A personality disorder is not a ‘fashionable’ diagnosis. We don’t get the media coverage and celebrity backing that other diagnoses do; that leaves personality disorder being pretty much unknown about by the general public. We’re misunderstood and underrepresented.
Everybody has the capacity to be manipulative – people with personality disorder are actually incredibly bad at it. The best manipulators are those that leave you unaware of any manipulation taking place at all. What people fail to recognise is that what comes across as manipulating is actually a really clumsy way of communicating what someone needs. When you’ve gone through life not having your needs consistently met, sometimes you have to shout a little louder than everyone else to get what you need.
I’m not saying that people with personality disorder never manipulate people, I’m saying they don’t do it any more than anyone else would. It’s just how their communication is interpreted that’s the problem.
I have often felt stigmatised because of my diagnosis. I too have been accused of being manipulative by clinicians, family and friends. I don’t think I have ever consciously thought about how I can manipulate people to get what I want out of a situation – only the all consuming need to get my needs met in some way. When you can’t verbalise how you feel because you struggle to understand and process emotion, it becomes a game of I can’t tell you, but I can show you. When I was really unwell, I asked my psychiatrist to admit me as an informal because I felt like I was either going to hurt myself or someone else. He refused and told me that my manipulation wouldn’t work on him; apparently I was only asking for this because I wanted someone to look after me.
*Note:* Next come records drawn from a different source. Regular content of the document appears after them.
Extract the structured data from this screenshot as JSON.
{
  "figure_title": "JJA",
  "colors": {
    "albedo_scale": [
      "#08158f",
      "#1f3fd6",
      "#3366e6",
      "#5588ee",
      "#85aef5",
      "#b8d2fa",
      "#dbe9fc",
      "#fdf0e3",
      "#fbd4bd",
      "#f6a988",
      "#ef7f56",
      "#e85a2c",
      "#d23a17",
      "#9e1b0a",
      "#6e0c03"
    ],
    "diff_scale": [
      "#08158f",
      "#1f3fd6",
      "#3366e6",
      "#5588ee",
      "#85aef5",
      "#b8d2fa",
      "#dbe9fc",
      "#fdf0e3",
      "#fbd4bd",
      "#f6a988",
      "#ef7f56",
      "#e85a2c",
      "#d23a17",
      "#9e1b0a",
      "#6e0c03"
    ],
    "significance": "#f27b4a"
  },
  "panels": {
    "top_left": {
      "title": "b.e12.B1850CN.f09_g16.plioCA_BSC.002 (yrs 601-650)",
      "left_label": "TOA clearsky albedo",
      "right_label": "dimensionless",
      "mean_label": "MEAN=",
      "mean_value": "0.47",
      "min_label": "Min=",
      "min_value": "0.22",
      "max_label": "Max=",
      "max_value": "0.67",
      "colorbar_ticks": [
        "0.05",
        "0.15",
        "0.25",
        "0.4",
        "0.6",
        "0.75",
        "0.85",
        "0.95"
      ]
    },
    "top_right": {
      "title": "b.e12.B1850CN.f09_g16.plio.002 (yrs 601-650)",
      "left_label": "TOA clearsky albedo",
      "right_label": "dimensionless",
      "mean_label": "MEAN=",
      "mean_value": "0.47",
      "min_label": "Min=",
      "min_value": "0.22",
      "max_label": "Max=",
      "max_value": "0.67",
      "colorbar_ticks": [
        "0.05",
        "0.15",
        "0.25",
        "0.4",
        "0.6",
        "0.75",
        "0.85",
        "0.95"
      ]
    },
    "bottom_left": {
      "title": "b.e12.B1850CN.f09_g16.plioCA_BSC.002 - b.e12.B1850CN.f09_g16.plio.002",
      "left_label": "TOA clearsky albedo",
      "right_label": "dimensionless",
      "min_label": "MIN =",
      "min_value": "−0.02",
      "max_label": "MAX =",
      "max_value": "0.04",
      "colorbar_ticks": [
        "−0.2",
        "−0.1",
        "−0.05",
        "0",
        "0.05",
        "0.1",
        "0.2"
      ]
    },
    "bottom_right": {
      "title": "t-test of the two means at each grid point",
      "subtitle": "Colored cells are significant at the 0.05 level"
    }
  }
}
I didn’t, this was a genuine attempt at getting help. A few days later I couldn’t fight the urge anymore. I was sectioned.
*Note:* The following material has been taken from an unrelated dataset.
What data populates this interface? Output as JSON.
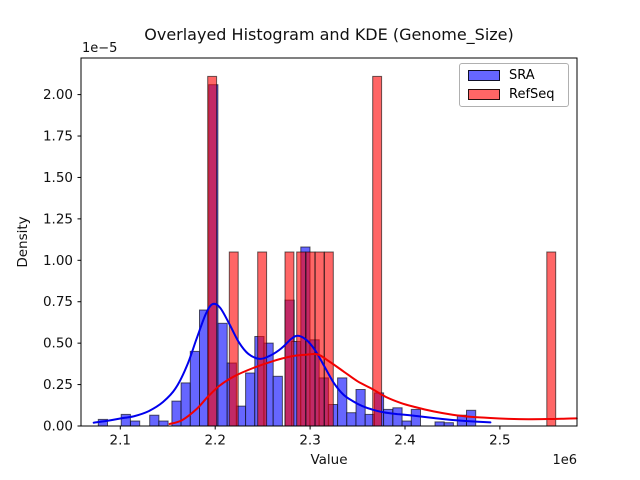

Now I’m not in crisis, I find that people have this sensitivity surrounding risk. This is something that also seems to fuel stigma surrounding the diagnosis. If I express feelings of struggling with something to my Community Psychiatric Nurse (CPN), her instant reaction is “shall I put you on home treatment?”. I don’t need home treatment. I feel my CPN doesn’t truly believe that someone can ‘recover’ from or manage BPD long term. I sometimes almost feel she’s waiting for the next crisis.
Sadly stigma is also alive and well within academia. When I applied for a counselling and psychotherapy degree, I got through all of the interviews and workshops and was then asked to fill in a declaration form regarding my mental health. Questions included what is your diagnosis? I thought being honest was the best policy, but I was wrong. Due to the information I had given them they were unable to provide me with a place because their indemnity insurance would not cover me due to potential risk. I couldn’t even make a discrimination complaint, because legally, they could not accept me.
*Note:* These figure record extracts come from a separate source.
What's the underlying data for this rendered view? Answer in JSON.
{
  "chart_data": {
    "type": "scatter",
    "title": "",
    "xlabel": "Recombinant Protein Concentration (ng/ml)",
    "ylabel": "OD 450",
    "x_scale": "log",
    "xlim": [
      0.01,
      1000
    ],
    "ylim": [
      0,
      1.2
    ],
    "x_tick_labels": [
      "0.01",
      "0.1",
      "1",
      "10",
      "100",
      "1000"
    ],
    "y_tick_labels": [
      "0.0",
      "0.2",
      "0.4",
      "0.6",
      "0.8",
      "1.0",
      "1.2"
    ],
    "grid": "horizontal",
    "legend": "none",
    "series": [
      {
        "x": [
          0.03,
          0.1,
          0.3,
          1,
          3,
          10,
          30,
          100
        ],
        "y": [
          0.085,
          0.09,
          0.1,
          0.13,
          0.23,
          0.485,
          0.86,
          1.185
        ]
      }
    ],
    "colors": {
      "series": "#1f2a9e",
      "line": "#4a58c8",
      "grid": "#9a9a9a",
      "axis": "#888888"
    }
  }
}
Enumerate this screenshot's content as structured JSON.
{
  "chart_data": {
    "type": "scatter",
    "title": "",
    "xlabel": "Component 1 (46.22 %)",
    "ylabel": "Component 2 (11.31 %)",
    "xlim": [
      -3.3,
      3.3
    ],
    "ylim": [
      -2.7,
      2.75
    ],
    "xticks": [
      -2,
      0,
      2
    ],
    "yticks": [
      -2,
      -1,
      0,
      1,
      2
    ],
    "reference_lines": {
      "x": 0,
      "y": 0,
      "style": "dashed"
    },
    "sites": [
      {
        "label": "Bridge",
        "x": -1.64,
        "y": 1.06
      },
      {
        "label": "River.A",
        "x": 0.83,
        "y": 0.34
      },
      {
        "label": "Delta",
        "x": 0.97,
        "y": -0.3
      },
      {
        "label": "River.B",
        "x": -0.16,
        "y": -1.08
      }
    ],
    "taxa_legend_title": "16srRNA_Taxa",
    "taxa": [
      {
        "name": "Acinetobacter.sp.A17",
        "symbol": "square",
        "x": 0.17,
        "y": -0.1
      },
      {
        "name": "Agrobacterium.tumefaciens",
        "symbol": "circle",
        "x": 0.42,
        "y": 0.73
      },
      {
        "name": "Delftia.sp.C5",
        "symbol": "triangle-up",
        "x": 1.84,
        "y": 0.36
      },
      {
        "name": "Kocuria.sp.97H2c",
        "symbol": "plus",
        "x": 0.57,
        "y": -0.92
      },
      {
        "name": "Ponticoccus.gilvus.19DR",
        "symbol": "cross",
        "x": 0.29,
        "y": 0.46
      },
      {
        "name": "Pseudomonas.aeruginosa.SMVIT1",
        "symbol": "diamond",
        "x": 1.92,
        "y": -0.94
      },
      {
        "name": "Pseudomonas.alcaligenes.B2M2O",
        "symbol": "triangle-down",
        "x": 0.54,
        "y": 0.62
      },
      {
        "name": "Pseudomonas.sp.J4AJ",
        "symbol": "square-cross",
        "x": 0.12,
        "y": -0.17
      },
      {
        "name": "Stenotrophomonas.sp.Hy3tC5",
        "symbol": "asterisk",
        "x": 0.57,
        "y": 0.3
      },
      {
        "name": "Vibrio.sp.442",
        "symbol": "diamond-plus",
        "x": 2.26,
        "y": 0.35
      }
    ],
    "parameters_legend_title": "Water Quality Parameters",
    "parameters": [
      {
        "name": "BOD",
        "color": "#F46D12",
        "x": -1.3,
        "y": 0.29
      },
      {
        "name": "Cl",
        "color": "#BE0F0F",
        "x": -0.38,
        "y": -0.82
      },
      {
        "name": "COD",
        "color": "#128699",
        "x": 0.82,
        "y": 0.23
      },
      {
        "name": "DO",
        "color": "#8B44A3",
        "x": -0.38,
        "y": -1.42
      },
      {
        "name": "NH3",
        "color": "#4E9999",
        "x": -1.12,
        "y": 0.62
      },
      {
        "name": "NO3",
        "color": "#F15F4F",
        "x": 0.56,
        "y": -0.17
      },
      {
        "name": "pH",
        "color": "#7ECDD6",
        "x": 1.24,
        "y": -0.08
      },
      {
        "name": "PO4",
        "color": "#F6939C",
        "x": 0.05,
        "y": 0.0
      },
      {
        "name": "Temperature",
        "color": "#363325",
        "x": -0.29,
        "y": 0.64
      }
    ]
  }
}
Eventually, I got a place at the university I’m at now, after several attempts with private counselling schools, all of which refused, I feel, mainly due to my diagnosis. When at university, I was asked to be screened for dyslexia. It was in my notes about my mental health and the guy assessing me suddenly decided to start asking me questions… He asked what my diagnosis was and so I told him. His response was “You know they diagnose people with that when they don’t actually know what’s wrong with them, if anything?”. He then implied that it might be in my head despite me meeting the criteria for dyslexia. That’s right, everything that anyone with a personality disorder experiences is made up or psychosomatic, of course...
Really I should have made a complaint but I just couldn’t be bothered. I was concerned that he would use my diagnosis against me and make out I was a liar or I was being dramatic… Its not as if this hadn’t happened before, when it’s concerned my physical health and doctors have decided that it’s all been in my head.
Doing the job I do, I’m not really that shocked or surprised by the things people say anymore. I’ve heard it all before; but what does bother me is that others might not be able to shoulder it as well and the impact it could have on someone could be disastrous. I guess that’s what pushes me to do the things I do. No one should be made to feel bad about a label that they’ve been given on top of all of the other horrors that they experience day to day.
However, sometimes it feels as though whatever I do in life, it will always be discredited thanks to those 3 letters.